Those of you who read my book Secrets of the Art World already know that back in 2008, after the real estate market crashed and many of my clients stopped purchasing art, I was faced with a difficult choice: Close the doors of my gallery and quit, or keep going, digging deep, and working harder than I ever had to improve—not only the business, but myself. Since I am here writing this blog today, the choice I ultimately made is fairly obvious.
I didn’t quit.
Trust me, I wanted to. I had some hard days. Some downright scary days. But I believed, without a shadow of a doubt, that if I did the necessary work, invested in myself and my business, and kept pursuing my passion, ultimately success would follow. I heard a lot of rejection in those days. Clients I counted on for years to purchase art were laying off employees and had no financial resources for art. I attended nearly empty trade shows and sold zero art. Through it all, I told myself: I can do this. I can figure this out. I will use this time to become better.
This should not be a newsflash to you at this point. As artists and entrepreneurs, you will receive rejections. It is part of the process. You will hear the word no. You will be turned down from galleries, you will not be selected for juried competitions, and collectors and buyers will pass by your work. It is painful. It hurts. But, you can’t take it personally. You can’t let one rejection (or ten or a hundred) change the way creating art makes you feel. You are an artist because you love to create. It drives you. It is part of who you are. I firmly believe if you follow your passion, success will follow.
5 Reasons You Shouldn’t Give Up After Rejection
1. Rejection is just another way of saying for Time for Improvement!
This is the beauty of rejection. Yes, you heard me correctly. Rejection can be beautiful. The “no thanks” you hear today, means you have been given time to improve and become better than ever. Part of success, I believe, is learning how to leverage and learn from your rejections. Rejections are teachable moments. When I was receiving a lot of rejections, it forced me to rethink my business model. I had to reach out to experts and seek their help and recommendations. Rejection forced me to improve. As an artist, you should take every “no” as an opportunity to continue working and improving. (Rejected from Art Comes Alive in the past? Here are some tips to improve your entry for this year.)
2. Every rejection is just one step closer to success.
Over the years, I have had the pleasure of meeting and working with some of the most successful artists in the world. Every single one of them is where they are today, not simply because of their talent, but because of their dogged persistence. Rejections didn’t stop them. The word no didn’t stop them. Being poor didn’t stop them. They kept doing what they loved and kept working to be the best artist they could be. When I hear artists say to me, “Oh, I am not going to submit for ACA, because I was rejected once,” I think: SERIOUSLY? You have to keep trying! Don’t you know that persevering is the most important thing you can do to becoming a successful artist!

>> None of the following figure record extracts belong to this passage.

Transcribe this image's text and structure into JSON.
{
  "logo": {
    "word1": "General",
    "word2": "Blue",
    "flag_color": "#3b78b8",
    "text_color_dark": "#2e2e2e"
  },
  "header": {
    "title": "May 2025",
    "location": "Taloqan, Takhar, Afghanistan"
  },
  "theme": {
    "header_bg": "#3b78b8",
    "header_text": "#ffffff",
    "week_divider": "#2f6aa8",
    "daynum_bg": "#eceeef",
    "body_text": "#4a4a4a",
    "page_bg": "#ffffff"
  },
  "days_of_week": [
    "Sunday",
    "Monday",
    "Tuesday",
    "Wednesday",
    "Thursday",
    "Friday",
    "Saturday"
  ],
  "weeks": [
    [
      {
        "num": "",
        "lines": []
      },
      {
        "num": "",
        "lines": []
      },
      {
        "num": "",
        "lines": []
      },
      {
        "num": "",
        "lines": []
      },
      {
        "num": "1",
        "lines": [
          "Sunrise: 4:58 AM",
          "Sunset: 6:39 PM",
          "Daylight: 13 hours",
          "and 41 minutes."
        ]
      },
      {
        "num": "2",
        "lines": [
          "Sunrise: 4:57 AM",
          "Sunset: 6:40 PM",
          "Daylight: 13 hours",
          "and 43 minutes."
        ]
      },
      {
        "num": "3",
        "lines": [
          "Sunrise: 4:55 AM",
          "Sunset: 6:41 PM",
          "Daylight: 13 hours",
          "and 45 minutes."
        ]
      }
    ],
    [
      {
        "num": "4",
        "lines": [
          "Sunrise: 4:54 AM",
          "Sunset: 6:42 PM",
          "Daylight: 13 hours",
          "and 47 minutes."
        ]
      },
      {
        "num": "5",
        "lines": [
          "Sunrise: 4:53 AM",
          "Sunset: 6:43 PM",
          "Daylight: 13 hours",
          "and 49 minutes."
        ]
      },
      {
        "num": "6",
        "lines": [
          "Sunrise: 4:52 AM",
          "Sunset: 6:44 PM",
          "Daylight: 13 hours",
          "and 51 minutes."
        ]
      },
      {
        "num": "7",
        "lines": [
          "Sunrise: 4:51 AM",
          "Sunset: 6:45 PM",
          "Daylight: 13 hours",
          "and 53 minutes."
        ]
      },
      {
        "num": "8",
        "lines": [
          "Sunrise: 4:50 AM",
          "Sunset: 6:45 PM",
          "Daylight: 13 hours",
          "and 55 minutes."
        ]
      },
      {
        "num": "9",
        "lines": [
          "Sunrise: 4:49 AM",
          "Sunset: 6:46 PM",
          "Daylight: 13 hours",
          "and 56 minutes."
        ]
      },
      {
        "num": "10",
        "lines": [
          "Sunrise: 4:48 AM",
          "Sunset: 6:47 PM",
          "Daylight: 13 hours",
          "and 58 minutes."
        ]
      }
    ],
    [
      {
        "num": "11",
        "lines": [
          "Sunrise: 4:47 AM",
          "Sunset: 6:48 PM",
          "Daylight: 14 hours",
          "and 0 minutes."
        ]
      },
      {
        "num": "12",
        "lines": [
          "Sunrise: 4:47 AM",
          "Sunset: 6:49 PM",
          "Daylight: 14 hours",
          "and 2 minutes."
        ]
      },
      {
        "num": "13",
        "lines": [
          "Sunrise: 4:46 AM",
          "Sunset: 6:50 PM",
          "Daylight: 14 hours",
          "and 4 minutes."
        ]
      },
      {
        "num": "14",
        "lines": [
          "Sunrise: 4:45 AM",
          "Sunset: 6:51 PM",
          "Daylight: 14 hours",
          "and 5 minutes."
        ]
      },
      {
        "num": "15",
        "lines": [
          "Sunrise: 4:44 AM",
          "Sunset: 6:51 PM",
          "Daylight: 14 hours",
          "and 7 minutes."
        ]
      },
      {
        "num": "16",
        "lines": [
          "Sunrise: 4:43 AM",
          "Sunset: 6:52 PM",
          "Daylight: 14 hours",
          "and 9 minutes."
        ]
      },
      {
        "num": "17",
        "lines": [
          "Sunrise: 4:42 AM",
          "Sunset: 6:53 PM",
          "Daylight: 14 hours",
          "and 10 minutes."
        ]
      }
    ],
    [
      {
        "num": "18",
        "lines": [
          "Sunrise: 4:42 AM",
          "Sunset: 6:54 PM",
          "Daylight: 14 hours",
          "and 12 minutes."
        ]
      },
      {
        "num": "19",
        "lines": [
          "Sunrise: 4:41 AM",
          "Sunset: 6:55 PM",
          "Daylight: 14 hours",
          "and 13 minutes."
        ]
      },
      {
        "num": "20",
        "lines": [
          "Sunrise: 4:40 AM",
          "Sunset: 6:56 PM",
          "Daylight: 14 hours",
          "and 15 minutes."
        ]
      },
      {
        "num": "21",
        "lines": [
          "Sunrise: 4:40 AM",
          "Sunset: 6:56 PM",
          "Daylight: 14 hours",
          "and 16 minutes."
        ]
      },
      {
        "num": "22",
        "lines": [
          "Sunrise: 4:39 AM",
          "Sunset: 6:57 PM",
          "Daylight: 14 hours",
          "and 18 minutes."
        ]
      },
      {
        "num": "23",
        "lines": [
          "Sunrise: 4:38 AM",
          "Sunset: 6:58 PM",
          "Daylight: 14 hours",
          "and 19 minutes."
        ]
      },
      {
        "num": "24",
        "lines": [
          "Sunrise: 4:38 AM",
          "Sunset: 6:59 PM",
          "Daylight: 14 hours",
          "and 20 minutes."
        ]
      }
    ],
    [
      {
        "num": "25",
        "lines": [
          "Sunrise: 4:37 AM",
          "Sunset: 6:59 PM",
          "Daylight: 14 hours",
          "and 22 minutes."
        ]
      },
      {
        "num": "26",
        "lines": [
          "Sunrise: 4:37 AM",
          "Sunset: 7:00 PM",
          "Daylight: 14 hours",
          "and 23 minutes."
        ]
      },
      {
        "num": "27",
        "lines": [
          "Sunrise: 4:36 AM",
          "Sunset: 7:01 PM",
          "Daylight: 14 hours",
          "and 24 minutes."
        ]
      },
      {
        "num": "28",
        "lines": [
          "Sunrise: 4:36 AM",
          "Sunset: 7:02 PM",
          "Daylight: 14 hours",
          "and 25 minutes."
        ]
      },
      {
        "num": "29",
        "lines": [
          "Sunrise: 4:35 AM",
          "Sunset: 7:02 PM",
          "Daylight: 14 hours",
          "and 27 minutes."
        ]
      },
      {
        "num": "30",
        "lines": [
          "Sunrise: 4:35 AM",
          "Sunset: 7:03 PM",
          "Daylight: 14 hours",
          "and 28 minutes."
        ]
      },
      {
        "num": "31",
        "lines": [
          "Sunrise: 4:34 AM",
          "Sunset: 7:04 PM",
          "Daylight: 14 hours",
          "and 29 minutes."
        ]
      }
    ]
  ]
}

3. Art is subjective. So are judges/buyers.
We all know this: Not everyone is going to get your work, let alone like it. But, if you love what you do, chances are someone else is bound to love the work you do too. Just because your potential fans aren’t this year’s judges, doesn’t mean you won’t be selected again by other judges in the future. And just because one gallery doesn’t like your work, doesn’t mean another wouldn’t adore it. Art is as much a talent game as a numbers game. The more you put out and do, the more likely someone who appreciates and loves the work you do will find you.
4. Rejection makes your art more special.
Imagine if everyone’s art work was selected for every award show? Imagine if every piece created in the world was looked at equally? What if a child’s poorly drawn scribble and your carefully mixed media piece that you worked on for three months were equally judged? That would be awful for YOU. There would be no sense of accomplishment, no joy, and thrill of success. Ultimately, the rejections you receive now will make you feel so much more grateful for the “yes” you eventually hear down the road. It will mean something. It will represent all your hard work, dedication, and persistence.
5. You can’t win if you don’t play.
My father has a saying that my sister and I grew up hearing: “If you do nothing, nothing will happen.” If you don’t try and take a risk, you will be absolutely certain to avoid rejection. But you are unwittingly avoiding success as well. Do not put limits on your own success. Do not let one person’s no or criticism determine your future, your success. Keep trying. Keep working. Keep improving. And never, ever give up!